Nel 1951, al lavoro per il Seminario di Oria si aggiunse anche quello per il Seminario di Campomarino in Maruggio (Taranto). Questo grandioso edificio, residenza estiva dei seminaristi, non era più adatto allo scopo, sia per le gravissime devastazioni subite in tempo di guerra e del dopoguerra, sia per la crescente mondanità della spiaggia adiacente. Mons. Vescovo pensò di restaurarla e di adibirla a sede di colonia permanente per bambini delle famiglie più povere della diocesi, contando anche sugli aiuti economici che per tali finalità si potevano ottenere dallo Stato.
Si aprì così un cantiere di lavoro per il riadattamento dell’edificio e uno per il rimboschimento della superficie antistante e quindi bisognava anche qui cucinare per tutti gli operai, custodire le attrezzature, innaffiare e curare le nuove piante, segnare le spese, ecc.
Cominciò così, per due aspiranti Oblate, accompagnate dall’anziano uomo di fiducia Vincenzo Mola di Oria, un viaggio settimanale di andata e ritorno, con la corriera, da Oria a Maruggio. Da Maruggio a Campomarino si andava a piedi e si rimaneva a Campomarino dal lunedì al sabato.
La località di Campomarino era totalmente isolata d’inverno, senza alcun mezzo di comunicazione con l’esterno: spesso le due Oblate dovevano accontentarsi di un pezzo di pane asciutto al mattino, di una minestra di patate o di fagioli a pranzo e, alla sera, di verdura campestre lessata, condita talvolta col solo aceto, perché l’olio era finito.
Nel 1952 nella sede di Campomarino, anche se i lavori non erano ancora tutti completati, ebbe inizio una colonia elioterapica che, nei due mesi estivi, avrebbe accolto, per diversi anni, centinaia e centinaia di bambini bisognosi provenienti da tutte le parrocchie della diocesi, con la collaborazione di giovani insegnanti.
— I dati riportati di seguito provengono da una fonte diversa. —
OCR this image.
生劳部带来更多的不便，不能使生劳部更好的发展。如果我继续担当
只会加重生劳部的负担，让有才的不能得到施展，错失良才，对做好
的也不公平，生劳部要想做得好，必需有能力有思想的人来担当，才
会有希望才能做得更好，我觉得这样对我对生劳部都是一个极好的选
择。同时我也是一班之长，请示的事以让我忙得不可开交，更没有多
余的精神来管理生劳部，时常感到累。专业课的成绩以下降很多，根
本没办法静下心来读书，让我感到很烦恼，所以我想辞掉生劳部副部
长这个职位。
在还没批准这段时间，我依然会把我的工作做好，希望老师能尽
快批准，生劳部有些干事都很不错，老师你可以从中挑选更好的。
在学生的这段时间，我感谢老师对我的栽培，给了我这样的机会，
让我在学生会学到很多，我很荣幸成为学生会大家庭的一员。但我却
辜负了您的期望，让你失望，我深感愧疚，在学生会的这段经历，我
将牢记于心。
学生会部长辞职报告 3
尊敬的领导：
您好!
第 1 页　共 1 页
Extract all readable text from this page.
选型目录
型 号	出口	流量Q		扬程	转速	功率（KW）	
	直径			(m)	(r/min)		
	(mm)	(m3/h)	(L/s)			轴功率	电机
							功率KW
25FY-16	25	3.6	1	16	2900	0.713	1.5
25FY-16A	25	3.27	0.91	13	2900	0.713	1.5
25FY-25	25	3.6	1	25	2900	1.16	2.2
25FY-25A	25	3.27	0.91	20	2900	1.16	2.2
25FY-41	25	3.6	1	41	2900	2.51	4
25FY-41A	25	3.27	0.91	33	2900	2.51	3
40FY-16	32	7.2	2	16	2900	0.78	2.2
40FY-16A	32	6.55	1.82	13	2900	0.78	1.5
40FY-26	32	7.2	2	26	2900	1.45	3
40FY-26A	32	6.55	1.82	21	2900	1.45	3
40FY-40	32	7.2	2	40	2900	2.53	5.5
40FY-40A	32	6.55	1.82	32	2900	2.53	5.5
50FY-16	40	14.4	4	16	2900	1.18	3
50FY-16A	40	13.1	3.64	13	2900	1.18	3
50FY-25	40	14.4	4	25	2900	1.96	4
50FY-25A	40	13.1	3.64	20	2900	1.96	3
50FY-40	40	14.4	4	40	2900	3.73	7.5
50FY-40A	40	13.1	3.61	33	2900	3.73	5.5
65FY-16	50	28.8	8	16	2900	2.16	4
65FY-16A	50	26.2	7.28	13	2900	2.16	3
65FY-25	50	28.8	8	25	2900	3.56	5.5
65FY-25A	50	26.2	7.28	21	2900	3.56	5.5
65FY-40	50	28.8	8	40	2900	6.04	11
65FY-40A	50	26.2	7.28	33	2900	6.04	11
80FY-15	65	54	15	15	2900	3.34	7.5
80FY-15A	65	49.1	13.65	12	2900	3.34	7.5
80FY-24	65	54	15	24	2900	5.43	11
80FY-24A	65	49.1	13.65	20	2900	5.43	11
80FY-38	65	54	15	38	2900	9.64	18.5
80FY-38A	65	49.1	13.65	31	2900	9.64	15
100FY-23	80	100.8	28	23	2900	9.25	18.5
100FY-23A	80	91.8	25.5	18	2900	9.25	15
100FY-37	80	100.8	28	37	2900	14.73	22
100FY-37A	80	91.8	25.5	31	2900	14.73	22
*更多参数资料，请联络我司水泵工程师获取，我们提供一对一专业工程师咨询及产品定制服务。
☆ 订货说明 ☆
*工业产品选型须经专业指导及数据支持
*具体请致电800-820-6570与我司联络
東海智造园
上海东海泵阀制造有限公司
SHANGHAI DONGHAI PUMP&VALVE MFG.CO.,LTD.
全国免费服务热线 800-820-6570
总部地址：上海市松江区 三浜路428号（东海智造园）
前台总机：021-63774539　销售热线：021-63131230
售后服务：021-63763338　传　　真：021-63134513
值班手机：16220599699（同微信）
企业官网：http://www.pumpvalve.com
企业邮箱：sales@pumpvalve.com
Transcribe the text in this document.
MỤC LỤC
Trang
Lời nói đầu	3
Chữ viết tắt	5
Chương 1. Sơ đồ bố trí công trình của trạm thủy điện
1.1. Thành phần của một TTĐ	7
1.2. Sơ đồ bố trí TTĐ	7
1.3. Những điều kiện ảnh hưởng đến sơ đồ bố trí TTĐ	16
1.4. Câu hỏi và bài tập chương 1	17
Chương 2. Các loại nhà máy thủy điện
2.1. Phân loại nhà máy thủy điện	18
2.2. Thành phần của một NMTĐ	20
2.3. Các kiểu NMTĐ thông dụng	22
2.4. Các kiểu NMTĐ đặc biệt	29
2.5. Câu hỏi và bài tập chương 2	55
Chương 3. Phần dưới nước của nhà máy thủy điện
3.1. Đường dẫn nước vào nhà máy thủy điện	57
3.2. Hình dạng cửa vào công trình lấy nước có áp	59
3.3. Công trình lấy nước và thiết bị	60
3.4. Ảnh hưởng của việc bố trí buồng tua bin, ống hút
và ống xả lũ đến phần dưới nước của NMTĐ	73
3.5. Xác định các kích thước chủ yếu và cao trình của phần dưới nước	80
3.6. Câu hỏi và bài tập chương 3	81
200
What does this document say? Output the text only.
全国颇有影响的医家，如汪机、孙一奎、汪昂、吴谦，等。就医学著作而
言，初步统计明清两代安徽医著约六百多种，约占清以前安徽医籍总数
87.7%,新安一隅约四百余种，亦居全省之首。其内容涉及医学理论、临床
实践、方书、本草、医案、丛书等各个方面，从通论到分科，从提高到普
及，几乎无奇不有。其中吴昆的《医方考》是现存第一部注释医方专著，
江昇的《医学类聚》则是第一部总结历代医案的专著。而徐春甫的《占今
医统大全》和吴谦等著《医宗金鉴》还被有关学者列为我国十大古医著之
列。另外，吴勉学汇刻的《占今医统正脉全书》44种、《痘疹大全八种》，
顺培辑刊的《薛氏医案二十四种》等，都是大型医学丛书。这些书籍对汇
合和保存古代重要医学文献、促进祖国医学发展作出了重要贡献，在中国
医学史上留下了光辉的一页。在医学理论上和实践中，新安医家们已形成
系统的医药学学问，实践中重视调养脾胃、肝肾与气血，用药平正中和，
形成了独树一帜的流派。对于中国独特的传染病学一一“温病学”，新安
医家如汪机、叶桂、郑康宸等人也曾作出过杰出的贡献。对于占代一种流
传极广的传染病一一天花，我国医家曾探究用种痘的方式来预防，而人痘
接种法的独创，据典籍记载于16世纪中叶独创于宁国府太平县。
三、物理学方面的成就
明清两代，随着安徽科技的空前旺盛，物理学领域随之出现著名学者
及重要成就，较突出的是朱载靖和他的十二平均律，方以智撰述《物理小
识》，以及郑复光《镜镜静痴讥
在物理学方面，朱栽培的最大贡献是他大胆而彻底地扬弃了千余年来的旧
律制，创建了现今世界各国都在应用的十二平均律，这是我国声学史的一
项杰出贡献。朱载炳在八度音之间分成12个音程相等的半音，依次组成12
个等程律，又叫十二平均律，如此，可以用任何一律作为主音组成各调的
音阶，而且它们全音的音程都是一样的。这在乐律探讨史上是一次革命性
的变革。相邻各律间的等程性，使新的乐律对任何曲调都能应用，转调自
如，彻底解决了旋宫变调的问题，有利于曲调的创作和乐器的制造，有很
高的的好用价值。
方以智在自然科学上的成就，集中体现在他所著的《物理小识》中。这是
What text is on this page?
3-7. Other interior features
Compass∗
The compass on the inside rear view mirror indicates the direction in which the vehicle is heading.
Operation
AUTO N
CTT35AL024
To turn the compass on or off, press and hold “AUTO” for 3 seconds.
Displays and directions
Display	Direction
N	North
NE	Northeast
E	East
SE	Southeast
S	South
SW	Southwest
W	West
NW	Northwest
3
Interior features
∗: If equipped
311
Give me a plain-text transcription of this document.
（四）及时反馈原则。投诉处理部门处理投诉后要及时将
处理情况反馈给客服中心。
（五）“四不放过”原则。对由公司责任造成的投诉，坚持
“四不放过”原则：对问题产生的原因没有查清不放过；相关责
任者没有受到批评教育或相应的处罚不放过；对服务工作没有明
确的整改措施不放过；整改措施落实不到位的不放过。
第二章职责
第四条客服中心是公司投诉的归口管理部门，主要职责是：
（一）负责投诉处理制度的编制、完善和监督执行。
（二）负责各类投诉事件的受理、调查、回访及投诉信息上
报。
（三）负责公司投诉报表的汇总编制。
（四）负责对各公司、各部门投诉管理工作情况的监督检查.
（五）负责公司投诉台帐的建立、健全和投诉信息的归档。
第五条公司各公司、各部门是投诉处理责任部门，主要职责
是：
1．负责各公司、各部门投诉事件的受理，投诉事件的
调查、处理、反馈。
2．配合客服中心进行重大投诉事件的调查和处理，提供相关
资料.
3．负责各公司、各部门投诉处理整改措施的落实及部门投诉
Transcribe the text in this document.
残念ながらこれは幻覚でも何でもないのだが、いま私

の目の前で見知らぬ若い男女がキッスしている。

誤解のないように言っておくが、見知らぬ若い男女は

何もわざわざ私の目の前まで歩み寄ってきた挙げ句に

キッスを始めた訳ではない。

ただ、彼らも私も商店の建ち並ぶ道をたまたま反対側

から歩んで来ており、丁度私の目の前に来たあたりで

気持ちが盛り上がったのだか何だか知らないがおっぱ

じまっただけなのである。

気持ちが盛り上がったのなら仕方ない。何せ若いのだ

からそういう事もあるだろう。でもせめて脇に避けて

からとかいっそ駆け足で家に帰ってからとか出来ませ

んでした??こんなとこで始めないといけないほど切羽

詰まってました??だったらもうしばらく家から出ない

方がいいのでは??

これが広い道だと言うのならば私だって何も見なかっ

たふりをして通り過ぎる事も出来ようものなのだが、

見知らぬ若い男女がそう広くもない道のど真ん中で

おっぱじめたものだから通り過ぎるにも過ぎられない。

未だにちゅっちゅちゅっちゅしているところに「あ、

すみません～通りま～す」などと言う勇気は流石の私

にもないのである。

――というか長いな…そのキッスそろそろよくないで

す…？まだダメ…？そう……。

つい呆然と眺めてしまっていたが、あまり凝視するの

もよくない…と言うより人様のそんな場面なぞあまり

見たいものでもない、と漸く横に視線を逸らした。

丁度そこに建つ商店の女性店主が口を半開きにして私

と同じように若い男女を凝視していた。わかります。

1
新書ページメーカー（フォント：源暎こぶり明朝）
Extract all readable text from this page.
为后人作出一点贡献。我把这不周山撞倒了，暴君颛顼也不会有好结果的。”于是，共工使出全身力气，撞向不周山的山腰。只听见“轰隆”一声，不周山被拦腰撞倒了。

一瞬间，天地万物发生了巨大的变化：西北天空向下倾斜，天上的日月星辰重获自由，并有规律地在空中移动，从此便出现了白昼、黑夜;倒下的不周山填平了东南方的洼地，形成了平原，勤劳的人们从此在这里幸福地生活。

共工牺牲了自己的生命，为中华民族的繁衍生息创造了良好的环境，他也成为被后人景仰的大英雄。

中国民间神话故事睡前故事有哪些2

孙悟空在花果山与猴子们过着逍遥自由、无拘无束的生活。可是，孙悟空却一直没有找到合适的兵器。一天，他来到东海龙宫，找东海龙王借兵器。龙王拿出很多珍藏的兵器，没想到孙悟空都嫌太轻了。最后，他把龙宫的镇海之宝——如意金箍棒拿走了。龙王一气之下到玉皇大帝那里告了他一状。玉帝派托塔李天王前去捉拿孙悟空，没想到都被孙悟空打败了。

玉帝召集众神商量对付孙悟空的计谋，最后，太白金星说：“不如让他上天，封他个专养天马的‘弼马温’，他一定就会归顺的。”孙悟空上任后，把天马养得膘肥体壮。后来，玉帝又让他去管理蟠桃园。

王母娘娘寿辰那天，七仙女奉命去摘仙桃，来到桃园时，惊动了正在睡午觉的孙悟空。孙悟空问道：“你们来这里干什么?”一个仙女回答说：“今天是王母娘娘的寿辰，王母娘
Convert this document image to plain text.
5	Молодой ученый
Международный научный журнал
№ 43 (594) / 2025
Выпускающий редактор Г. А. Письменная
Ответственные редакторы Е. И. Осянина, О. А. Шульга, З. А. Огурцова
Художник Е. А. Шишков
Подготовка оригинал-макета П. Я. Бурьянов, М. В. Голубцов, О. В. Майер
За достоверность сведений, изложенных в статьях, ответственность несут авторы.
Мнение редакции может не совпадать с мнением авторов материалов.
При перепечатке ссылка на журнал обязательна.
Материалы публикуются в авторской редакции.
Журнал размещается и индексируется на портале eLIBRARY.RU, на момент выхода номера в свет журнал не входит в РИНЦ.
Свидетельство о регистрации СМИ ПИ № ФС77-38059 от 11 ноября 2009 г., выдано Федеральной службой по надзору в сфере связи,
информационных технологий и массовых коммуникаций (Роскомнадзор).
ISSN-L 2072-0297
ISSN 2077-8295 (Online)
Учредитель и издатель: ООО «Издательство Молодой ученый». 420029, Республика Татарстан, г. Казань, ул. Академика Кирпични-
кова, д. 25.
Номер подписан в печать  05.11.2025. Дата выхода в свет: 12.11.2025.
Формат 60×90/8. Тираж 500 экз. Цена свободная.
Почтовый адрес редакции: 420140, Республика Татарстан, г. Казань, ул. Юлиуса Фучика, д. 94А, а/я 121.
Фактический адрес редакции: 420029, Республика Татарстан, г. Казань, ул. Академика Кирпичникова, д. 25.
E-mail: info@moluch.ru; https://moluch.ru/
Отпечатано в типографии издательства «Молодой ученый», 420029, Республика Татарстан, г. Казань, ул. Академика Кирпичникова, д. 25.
Seminario estivo di Campomarino.
Per il lavoro della colonia si trasferirono a Campomarino anche le Suore che si erano impegnate nel Seminario, perché questo nei primi anni rimaneva chiuso nei mesi estivi: ma poi, nel 1953, le Oblate si stabilirono a Campomarino e vi rimasero fino al 1973.
Vent’anni nei quali si susseguirono le attività per colonia estiva e colonia permanente, pre-Seminario e Seminario Vescovile, con scuole sussidiate, dato che la località era lontana dal centro abitato.
Periodicamente si svolgevano anche gli Esercizi Spirituali per i Sacerdoti, per l’Azione Cattolica di tutti i vari rami e per gruppi diversi, anche a livello regionale e nazionale.
Vent’anni anche di nuovi numerosi ingressi di giovani tra le oblate, nonostante l’immenso e molteplice lavoro.
“Assoggettarsi alla legge del lavoro per amore, compierlo alla presenza di Dio, per la Sua gloria e per il vero bene dei fratelli” – come recita il primo Regolamento delle Oblate del 1957 – non può essere un punto di partenza, ma un punto di arrivo. Ancor più, “lavorare come Gesù, Maria e Giuseppe a Nazareth, nella gioia di soffrire qualcosa per completare in noi ciò che manca alla Passione di Cristo, a vantaggio della Chiesa”, può sembrare un miraggio, che sfuma all’improvviso.